Почти каждый день стал бывать в доме стратега Сократ. И каждый раз шел туда с бешено колотящимся сердцем, зная, что там ждут его радость и мука. Каждый раз, возвращаясь, говорил себе, что больше ни ногой, но на другой день снова шел...

Спустя некоторое время Аспасия, освещенная тихой радостью материнства, стала чаще выходить к нему, дольше просиживать с ним, возобновились даже их философские беседы.

Алкивиад, иногда присутствовавший при них, мог бы, не покривя душой, сказать, что учитель всегда оставался спокоен и рассудителен, хотя и не всегда его мнение брало верх.

И никто не знал, как неспокойна душа Сократа, каким ликованием, болью какой палима она, как неспособен он противиться любви к Аспасии. Зато способен таить ее.

Никто не ведал Великую Тайну Сократа.

Ни единая душа, ни тогда, ни много позже, не догадывалась, что может так любить женщину философ, слова которого повторял чуть ли не каждый афинянин: "Три вещи можно считать счастьем: что ты не дикое животное, что ты грек, а не варвар, и что ты мужчина, а не женщина". Много лет спустя Сократ взял в жены смазливую и языкастую дочь гончара Ксантиппу, позже гораздо появилась у него и любовница, но всегда он был верен одной, имя ей - Любимая...

9.

Ксантиппа растолкала Сократа, когда в темнице сгущались уже синеватые сумерки. Узник долго не хотел открывать глаза, недовольно морщился, шлепал толстыми губами. Хиосское, выпитое неразбавленным, погрузило его в теплую трясину сна. Однако Ксантиппа настырна добилась своего.

Сократ уставился на нее в сумерках, не узнавая.

- Кто это? Кто?..

Громкий, немного визгливый голос жены с другим спутать никак нельзя.

- Дожила! Родной муж меня не узнает!.. И опять ты напился, опять с дружками своими... Говорила ведь, не доведут они тебя до добра.
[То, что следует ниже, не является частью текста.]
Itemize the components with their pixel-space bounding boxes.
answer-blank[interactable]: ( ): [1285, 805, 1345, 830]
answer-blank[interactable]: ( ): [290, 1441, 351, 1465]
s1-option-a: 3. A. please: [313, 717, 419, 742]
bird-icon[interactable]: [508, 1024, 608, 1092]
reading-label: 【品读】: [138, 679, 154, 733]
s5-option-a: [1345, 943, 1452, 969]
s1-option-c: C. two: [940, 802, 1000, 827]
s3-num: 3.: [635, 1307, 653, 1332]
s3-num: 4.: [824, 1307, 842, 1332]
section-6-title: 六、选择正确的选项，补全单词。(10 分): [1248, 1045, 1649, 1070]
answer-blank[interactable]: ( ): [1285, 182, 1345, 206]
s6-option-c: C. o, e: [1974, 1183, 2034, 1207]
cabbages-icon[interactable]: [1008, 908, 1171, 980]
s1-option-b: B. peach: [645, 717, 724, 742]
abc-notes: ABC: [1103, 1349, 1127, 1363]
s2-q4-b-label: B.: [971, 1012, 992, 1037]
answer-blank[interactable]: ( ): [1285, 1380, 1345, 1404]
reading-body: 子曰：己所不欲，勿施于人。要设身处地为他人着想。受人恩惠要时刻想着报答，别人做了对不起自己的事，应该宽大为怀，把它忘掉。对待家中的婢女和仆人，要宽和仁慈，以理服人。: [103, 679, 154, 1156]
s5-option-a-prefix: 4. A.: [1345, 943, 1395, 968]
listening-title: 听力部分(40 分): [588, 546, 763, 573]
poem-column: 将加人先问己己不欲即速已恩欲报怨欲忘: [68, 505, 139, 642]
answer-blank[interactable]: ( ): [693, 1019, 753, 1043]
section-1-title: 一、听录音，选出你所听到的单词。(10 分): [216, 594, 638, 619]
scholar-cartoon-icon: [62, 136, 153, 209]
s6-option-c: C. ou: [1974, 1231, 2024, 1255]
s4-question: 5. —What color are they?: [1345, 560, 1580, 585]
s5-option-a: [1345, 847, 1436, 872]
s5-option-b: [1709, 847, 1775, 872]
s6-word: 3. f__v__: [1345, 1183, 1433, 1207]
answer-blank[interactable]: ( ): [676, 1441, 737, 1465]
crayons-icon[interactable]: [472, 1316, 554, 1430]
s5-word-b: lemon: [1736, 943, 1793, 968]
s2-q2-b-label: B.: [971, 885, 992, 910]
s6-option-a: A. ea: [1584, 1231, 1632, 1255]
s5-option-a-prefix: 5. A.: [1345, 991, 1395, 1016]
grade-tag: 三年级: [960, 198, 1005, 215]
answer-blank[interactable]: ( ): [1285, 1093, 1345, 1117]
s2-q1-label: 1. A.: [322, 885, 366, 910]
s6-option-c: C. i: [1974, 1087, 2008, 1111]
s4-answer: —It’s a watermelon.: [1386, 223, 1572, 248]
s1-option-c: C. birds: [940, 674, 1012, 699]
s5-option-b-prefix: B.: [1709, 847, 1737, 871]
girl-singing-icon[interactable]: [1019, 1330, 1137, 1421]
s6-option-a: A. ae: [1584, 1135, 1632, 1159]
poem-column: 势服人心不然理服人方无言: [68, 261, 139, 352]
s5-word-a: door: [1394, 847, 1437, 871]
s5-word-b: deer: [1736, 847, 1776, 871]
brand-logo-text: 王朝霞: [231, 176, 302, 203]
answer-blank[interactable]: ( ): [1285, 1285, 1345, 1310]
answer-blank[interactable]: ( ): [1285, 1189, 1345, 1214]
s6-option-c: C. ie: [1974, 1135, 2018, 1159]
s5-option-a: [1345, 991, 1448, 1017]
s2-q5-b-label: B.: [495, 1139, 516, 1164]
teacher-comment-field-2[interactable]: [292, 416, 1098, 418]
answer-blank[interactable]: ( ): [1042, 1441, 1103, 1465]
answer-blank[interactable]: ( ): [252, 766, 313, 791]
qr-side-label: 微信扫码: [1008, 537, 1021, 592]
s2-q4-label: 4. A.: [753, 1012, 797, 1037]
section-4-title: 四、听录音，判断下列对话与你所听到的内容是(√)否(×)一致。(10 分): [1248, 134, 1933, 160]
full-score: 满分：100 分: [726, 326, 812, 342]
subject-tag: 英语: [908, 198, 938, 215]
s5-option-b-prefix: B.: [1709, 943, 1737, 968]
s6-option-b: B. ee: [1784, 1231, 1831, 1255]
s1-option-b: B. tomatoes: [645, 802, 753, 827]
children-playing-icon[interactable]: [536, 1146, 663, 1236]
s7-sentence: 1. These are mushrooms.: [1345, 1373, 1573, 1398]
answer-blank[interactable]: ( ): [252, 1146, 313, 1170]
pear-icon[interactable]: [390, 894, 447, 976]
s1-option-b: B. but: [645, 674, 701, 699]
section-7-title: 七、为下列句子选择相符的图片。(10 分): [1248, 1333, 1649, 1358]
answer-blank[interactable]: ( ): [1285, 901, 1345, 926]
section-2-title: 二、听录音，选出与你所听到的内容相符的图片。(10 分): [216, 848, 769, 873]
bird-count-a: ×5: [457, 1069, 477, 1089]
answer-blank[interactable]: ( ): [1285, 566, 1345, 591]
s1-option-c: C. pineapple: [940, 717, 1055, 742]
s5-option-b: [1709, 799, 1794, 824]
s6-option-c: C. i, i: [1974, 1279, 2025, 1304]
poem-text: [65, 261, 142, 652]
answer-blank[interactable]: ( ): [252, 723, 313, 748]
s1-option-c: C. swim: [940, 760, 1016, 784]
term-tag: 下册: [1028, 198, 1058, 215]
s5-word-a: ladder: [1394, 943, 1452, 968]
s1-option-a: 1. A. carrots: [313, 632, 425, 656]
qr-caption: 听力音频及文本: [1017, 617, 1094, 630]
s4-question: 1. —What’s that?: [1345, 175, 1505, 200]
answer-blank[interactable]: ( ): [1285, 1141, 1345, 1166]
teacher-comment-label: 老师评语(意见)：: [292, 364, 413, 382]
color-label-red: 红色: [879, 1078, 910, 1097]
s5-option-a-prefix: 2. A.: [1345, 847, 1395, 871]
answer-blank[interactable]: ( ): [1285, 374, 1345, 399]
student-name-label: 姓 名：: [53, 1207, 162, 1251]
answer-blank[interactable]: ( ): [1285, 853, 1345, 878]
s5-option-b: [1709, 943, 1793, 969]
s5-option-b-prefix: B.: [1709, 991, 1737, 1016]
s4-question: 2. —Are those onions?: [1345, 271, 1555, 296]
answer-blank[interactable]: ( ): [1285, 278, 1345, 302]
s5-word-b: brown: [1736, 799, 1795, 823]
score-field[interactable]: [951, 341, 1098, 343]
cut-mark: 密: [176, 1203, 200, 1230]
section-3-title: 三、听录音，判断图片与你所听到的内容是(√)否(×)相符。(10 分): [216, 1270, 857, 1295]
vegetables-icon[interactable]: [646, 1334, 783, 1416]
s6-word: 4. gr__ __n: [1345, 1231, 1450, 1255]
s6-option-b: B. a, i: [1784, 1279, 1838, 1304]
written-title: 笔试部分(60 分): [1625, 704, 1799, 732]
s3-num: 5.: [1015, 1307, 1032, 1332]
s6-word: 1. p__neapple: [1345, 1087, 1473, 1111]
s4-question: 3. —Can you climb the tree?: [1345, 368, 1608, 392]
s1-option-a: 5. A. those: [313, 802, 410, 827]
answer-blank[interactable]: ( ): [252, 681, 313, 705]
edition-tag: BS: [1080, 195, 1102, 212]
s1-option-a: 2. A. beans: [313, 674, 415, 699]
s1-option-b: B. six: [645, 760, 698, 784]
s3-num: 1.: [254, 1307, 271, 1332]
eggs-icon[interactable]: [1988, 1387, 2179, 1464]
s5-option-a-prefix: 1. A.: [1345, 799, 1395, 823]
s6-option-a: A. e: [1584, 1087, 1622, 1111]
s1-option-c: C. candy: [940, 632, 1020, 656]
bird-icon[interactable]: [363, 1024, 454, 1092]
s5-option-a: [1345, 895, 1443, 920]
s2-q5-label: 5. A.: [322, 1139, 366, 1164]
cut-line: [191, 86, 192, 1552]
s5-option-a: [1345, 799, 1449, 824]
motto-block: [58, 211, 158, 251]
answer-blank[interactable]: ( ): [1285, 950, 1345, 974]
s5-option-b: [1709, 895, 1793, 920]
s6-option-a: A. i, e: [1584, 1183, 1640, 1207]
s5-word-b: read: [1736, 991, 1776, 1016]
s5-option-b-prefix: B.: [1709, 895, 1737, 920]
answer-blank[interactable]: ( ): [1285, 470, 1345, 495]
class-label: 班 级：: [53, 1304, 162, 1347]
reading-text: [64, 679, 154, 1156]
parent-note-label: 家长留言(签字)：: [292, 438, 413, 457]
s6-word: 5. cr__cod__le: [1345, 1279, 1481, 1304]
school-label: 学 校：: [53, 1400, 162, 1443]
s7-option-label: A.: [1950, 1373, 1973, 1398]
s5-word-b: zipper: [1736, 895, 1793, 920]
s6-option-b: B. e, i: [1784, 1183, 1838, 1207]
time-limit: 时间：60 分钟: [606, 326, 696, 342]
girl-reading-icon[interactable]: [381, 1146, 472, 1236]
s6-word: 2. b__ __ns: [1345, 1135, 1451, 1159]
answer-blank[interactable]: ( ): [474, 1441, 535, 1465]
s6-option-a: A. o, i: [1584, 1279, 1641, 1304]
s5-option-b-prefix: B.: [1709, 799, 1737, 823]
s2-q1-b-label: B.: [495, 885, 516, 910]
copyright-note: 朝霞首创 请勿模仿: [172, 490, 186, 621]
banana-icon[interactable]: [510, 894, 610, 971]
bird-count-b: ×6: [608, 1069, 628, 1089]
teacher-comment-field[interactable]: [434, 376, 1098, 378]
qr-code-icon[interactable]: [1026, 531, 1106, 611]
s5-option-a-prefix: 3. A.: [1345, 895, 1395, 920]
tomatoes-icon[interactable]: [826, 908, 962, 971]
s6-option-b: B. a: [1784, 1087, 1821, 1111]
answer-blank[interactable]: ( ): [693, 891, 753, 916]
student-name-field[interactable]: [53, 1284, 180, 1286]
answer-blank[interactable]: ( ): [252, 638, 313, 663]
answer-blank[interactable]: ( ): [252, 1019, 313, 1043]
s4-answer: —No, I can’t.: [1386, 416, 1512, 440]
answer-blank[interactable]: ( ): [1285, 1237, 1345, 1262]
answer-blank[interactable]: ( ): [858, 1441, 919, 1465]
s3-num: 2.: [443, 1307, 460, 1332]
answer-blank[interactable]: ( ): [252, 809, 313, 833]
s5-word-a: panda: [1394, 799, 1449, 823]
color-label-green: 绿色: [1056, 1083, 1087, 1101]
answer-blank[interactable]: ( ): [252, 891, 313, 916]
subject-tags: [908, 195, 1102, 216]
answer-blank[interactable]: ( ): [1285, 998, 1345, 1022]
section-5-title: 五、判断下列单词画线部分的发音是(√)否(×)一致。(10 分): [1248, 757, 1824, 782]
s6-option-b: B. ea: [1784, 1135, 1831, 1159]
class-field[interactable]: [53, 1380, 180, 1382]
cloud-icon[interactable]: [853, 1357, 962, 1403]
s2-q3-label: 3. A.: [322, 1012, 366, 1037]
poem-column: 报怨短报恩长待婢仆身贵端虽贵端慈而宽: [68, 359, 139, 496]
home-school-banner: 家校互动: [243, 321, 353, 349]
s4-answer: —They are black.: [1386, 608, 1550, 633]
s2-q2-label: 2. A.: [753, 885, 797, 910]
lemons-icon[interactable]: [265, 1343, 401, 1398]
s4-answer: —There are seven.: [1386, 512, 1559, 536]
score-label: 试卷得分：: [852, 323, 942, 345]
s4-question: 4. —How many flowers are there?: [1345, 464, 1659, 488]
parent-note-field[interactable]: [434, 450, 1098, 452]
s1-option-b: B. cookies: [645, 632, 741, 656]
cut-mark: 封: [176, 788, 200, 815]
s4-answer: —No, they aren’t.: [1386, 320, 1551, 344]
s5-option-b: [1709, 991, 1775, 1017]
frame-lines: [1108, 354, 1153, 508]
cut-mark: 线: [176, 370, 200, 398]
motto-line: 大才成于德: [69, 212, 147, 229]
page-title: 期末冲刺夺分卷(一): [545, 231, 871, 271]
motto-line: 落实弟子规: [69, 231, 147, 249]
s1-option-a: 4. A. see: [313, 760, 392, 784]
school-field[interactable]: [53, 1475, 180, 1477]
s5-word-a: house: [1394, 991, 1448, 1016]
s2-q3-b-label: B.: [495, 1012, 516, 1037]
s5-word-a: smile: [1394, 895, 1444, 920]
Говорила?.. Что молчишь? Сказать нечего?.. А теперь вот они спокойненько жить будут, а ты, олух... Ой, Паллада милостивая, оборони меня от злобы!..

Сократ поморщился, как Никанор от зубной боли.

- Иди, Ксантиппа. Завтра придешь. Я спать хочу.

- Завтра?! - взорвалась Ксантиппа. - Да завтра денек твой последний!.. Ой, Паллада!.. С тобой жена поговорить пришла, а ты нос воротишь!

- Так ведь поговорить с тобой я могу и завтра, сказал как можно рассудительнее Сократ, - а поспать мне завтра уже не удастся...

- Горе ты мое! - заголосила Ксантиппа, упав на колени перед топчаном и колотясь Сократу головой в живот. - И на кого же ты нас оставить собрался?!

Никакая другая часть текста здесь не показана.